That the West Indian team is in a state of decline is a well-known fact, with the side failing to qualify for the recently-concluded Champions Trophy and currently struggling in the One-Day International (ODI) series against India.
However, if West Indian pace legend Andy Roberts' opinion was to be taken into consideration, then the sport in general has gone downhill, and not just the team that he used to represent back in his playing days. At least, as far as levels of aggression in the sport are concerned.
"We don’t have enough pacers in the world. No one’s bowling fast because rules for short-pitched bowling have changed, batsmen are fully protected. The rules of the game are cutting aggression. You cannot even stare hard at the batsmen else they would fine you. They are taking all the aggression out of the game," Roberts was quoted as saying by Hindustan Times.
"Let me ask you, women are playing, is it a female’s game? No. People who make all these rules make them sissy’s game," added the pace legend, who also said that the sport back in his time wasn't for the "chicken-hearted", but for those with a "lion's heart".

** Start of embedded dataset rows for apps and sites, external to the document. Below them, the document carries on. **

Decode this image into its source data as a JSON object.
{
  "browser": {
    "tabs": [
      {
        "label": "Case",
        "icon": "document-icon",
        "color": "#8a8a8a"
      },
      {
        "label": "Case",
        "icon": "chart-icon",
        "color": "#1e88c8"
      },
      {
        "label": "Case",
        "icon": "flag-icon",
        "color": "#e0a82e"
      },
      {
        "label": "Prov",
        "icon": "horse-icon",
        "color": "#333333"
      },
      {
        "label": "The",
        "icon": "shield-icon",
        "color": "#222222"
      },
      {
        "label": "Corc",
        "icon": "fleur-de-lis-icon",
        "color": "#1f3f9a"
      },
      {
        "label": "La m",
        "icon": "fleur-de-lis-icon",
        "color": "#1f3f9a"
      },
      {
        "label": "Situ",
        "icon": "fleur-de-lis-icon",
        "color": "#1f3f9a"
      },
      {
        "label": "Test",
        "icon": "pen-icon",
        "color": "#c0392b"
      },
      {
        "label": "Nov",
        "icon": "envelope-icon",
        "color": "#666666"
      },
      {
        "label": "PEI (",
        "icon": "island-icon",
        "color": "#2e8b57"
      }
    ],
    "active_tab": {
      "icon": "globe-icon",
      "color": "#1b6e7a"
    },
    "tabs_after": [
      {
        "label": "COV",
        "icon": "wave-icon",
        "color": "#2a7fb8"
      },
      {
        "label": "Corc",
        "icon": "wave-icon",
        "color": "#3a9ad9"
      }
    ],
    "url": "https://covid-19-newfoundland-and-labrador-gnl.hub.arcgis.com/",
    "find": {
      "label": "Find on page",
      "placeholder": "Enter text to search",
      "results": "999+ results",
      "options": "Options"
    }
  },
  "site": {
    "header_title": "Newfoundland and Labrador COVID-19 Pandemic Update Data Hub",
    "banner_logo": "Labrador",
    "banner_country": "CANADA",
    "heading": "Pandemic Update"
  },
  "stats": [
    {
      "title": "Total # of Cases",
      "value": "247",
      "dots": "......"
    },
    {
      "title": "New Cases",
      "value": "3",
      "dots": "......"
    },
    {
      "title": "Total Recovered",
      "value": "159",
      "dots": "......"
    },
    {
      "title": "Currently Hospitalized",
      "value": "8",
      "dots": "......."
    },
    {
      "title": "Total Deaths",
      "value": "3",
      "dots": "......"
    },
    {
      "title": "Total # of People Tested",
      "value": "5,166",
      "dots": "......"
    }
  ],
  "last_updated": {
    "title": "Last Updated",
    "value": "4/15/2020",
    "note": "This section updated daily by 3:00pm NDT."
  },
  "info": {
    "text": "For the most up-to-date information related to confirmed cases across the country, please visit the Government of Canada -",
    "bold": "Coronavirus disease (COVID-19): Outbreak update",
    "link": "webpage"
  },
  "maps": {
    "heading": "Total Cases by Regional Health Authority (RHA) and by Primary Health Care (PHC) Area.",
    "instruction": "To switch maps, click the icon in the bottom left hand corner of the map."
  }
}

Roberts was an integral part of the fearsome West Indian attack of the 1970s and 1980s of which the fellow luminaries such as Michael Holding, Malcolm Marshall and Joel Garner were also part of. The team under the leadership of Clive Lloyd won two World Cups — in 1975 and 1979 — and were known for their intimidating bowling tactics, peppering the batsmen with short deliveries in an age when helmets and other protective gear weren't quite widely in use.
Talking about players from the current generation, Roberts did not sound too impressed about 20-year-old Alzarri Joseph, who was West Indies' find of the tournament in their successful campaign in the 2016 U-19 World Cup and is fast becoming an integral part of the team.
"He is not fast. No, he is not fast. He bowls medium pace at 85 and 86 miles. What some of these guys need to do is speak to people, especially those from the past, and learn about their methods of training which made them bowl quick," said Roberts.
West Indies are currently playing India in a five-match ODI series, in which they have lost all games played so far barring a washed-out series opener. They lost all hope of winning the series by losing the third ODI by 93 runs on Friday.